Shareholder "say on pay" proposals seem to be picking up steam, and experts say this could put HR executives in the spotlight.
So far, Verizon Communications and Blockbuster are the only two companies whose shareholders have passed the proposals, which allow shareholders to give a nonbinding vote on executive pay packages. In February, insurer Aflac voluntarily agreed to allow an annual say-on-pay vote, becoming the first company to do so. But experts say the recent shareholder wins might trigger similar votes in coming months.
And if the Senate follows the House of Representatives’ lead on the issue, it is possible all companies will be required to give shareholders a nonbinding vote on executive compensation, experts say. The House voted in April in favor of a say-on-pay bill introduced by Rep. Barney Frank, D-Massachusetts. Shortly after, Sen. Barack Obama, D-Illinois, introduced a companion bill in the Senate.
The move toward giving shareholders more say on executive compensation would put savvy HR executives in the spotlight, as they tend to have the best understanding how executive compensation is structured, says Bill Coleman, president of Salary.com.
Traditionally, CEOs, CFOs and investor relations officials have handled presentations with shareholders, but this new trend speaks to the importance of having HR in the room, if not leading the discussion, he says.
"HR is involved in how the decisions are made around executive compensation, and they are the ones who can explain how the packages are linked to performance," he says.
It’s more important than ever for companies to be proactive with shareholders in discussing executive compensation, and HR should be leading those discussions, says Peter Chingos, senior executive compensation consultant at Mercer Human Resource Consulting.
"They should reach out to the top 10 shareholders and give them an update of what the company is thinking regarding executive compensation," he says. "If that doesn’t work, they should then go to the top 20."
Compensation committees should be able to turn to their HR executives and ask, "How will shareholders react to this?" as they are discussing executive compensation packages, says Patrick McGurn, senior vice president at Institutional Shareholder Services, a Rockville, Maryland-based firm that advises shareholders on how to vote on proposals.

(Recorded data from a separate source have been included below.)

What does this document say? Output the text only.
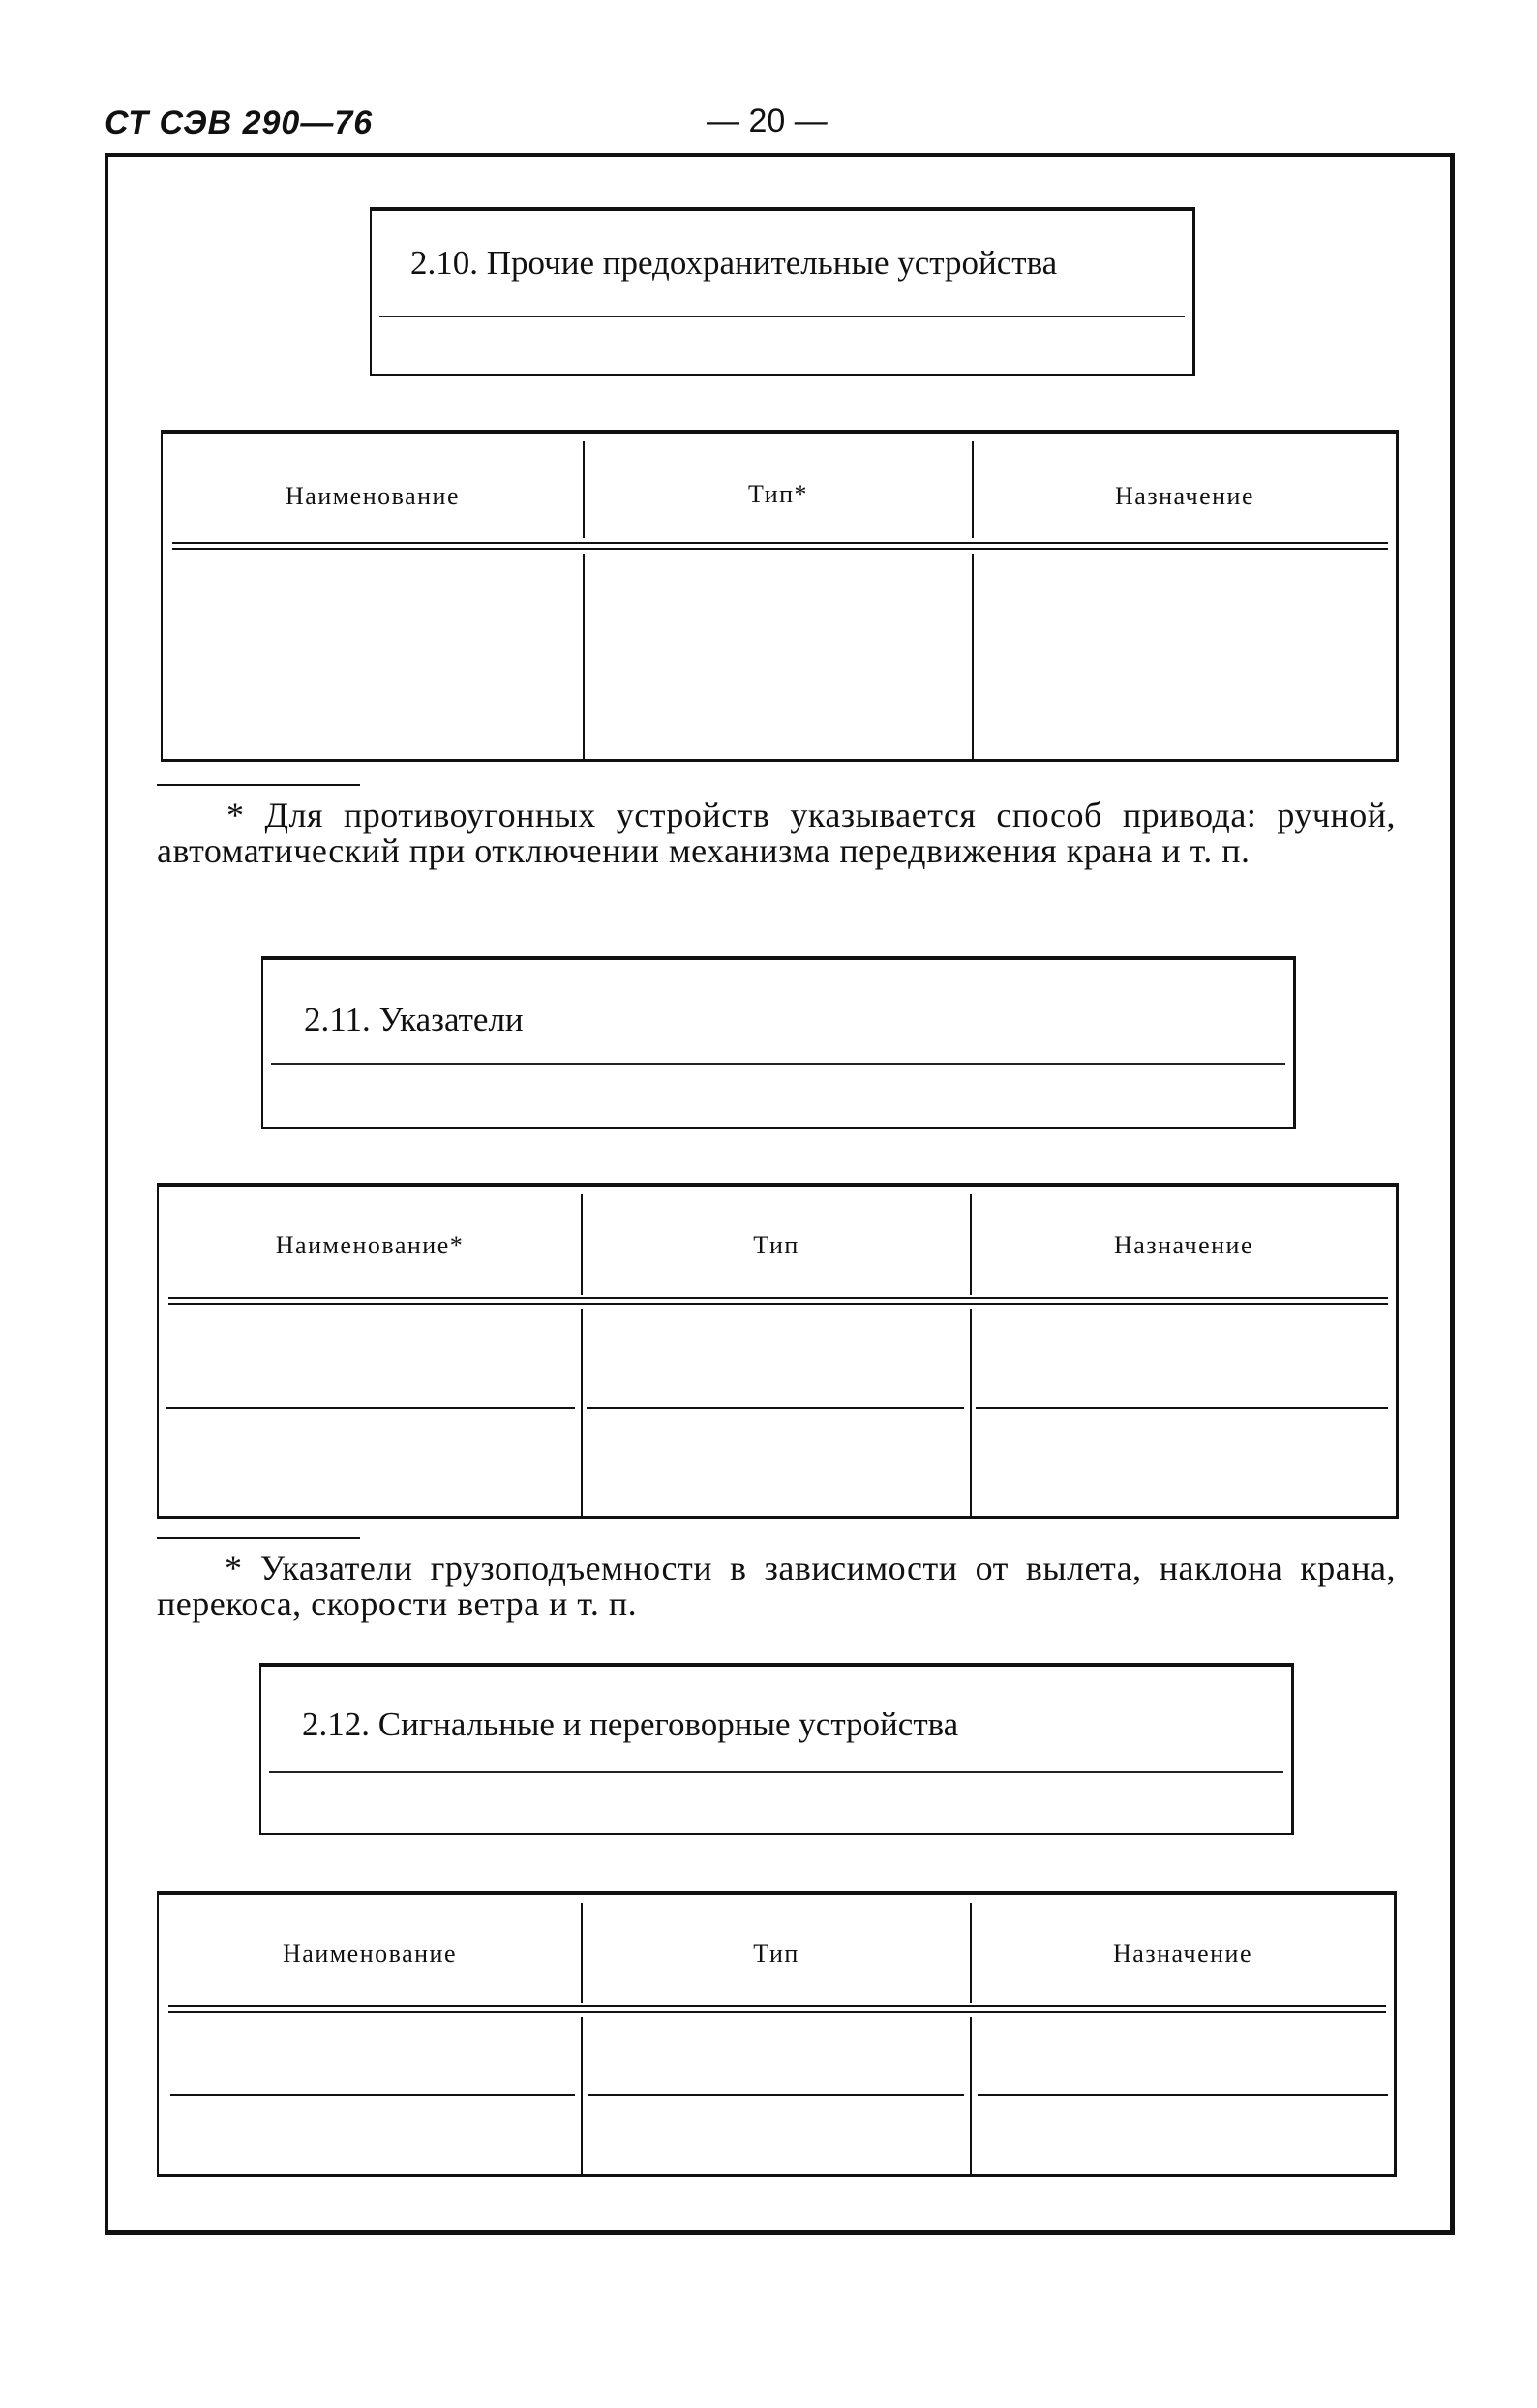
СТ СЭВ 290—76	— 20 —
2.10. Прочие предохранительные устройства
Наименование	Тип*	Назначение
* Для противоугонных устройств указывается способ привода: ручной, автоматический при отключении механизма передвижения крана и т. п.
2.11. Указатели
Наименование*	Тип	Назначение
* Указатели грузоподъемности в зависимости от вылета, наклона крана, перекоса, скорости ветра и т. п.
2.12. Сигнальные и переговорные устройства
Наименование	Тип	Назначение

McGurn says ISS is increasingly seeing companies bring HR into the room when they meet to discuss executive compensation issues. "It’s an element of HR’s job description now," he says.
But even the most articulate HR executives may not be able to fend off shareholders when it comes to executive compensation, says Mark Reilly, an independent executive compensation consultant based in Chicago.
"Shareholders are upset about the amounts, not whether it’s tied to performance," he says. "It’s not that they don’t understand the thinking behind these packages. It’s that they think they are too high."